Telephone conferences for fun: experimentation in people's homes

The paper illustrates how communication experiments may be carried out in a domestic recreational context. Participants situated in their homes were connected into group telephone conversations and simply asked to “chat and enjoy yourselves”. Following the conversation, participants provided Likert scale ratings of the experience. In addition, the conversations were recorded and analysed. A total of 211 participants took part in two experiments. Telephone groups had an average size of five people, each speaking in the same conversation from their individual homes. Comments from the participants and Likert rating scales indicated that it was a positive recreational experience. The primary manipulation in each experiment was intended to encourage spontaneous co-involvement of all of the group.
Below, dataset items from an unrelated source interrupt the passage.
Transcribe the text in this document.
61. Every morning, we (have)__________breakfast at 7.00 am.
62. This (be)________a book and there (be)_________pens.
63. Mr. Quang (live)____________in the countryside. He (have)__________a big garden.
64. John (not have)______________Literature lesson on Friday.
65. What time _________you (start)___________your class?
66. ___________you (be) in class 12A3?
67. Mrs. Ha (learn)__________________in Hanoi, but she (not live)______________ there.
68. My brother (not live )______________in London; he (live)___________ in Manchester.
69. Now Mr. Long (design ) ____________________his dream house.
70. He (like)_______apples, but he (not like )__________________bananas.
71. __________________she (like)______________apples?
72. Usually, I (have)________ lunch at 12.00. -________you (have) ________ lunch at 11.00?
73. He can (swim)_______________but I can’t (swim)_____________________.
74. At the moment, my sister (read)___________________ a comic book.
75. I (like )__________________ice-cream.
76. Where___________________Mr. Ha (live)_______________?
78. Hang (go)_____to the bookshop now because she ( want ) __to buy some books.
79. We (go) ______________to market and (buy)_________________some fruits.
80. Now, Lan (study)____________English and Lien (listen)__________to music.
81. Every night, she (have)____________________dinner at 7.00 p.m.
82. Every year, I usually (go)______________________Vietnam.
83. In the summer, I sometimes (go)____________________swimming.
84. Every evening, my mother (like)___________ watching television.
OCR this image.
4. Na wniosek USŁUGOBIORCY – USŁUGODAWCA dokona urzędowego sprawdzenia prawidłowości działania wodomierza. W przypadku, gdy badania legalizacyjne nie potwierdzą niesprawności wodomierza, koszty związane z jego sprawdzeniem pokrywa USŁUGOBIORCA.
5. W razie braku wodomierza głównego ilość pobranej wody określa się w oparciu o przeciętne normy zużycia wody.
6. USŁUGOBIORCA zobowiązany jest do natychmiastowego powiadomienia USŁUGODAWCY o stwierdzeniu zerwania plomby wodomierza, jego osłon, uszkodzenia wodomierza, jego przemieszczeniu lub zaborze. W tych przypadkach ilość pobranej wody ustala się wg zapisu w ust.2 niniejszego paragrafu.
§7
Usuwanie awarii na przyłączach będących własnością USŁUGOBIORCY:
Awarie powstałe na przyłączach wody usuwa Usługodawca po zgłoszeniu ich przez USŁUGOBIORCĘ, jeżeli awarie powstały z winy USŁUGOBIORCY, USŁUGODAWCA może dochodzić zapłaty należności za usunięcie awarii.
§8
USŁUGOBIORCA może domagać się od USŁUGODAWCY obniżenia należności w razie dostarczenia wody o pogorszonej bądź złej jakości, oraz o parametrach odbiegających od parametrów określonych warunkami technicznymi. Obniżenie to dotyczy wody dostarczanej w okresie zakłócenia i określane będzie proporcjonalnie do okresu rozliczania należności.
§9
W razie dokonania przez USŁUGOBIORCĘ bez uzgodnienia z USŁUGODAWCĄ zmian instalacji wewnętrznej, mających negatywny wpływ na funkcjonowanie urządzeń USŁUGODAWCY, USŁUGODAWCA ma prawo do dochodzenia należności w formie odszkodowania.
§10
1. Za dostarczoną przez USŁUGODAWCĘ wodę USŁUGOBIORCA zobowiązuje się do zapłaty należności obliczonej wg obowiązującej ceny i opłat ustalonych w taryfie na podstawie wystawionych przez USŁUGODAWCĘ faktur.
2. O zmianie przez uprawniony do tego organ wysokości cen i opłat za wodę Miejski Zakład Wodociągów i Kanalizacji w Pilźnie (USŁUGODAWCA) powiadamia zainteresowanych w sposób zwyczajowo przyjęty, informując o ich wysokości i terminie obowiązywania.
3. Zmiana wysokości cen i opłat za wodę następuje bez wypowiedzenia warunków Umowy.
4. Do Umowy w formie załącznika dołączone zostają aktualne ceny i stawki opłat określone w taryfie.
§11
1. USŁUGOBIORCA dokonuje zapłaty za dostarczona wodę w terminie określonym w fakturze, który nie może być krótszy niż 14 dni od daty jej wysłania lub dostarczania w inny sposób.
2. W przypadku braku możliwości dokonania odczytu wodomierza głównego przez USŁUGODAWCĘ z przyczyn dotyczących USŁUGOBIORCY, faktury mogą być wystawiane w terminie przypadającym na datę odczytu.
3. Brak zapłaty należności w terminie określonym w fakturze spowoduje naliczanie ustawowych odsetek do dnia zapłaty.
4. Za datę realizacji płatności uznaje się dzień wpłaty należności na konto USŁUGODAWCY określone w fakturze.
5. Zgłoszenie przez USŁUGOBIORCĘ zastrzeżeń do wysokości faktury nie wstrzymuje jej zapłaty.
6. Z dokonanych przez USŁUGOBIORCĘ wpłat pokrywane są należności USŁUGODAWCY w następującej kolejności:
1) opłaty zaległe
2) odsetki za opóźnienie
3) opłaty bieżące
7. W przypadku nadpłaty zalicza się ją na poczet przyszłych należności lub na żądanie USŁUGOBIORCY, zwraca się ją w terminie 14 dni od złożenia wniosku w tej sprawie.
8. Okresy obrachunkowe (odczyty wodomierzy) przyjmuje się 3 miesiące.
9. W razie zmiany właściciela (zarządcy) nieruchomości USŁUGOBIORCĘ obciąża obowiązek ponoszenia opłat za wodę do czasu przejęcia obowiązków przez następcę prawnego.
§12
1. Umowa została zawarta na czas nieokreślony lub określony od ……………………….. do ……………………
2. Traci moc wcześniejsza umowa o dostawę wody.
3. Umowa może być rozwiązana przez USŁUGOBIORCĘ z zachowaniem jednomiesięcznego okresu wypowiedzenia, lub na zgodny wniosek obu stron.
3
In Experiment 1 this was done by changing the way participants were introduced to the group, in Experiment 2 the group was made more salient by providing each member with a list of names. Open ended responses obtained from telephone interviews with participants in Experiment 1 were used to construct a questionnaire for Experiment 2 to measure presence, involvement and communication efficacy. The measures extracted from transcripts included the average length of utterances and equality of contribution as well as a new measure, the number of lines to the first “flow episode” in the transcript. While neither of the manipulations produced significant effects on Likert scale ratings made after the sessions or the measures extracted from transcripts, the paper is able to recommend the measures used and to provide practical advice for other investigators seeking to run communication experiments in a recreational context.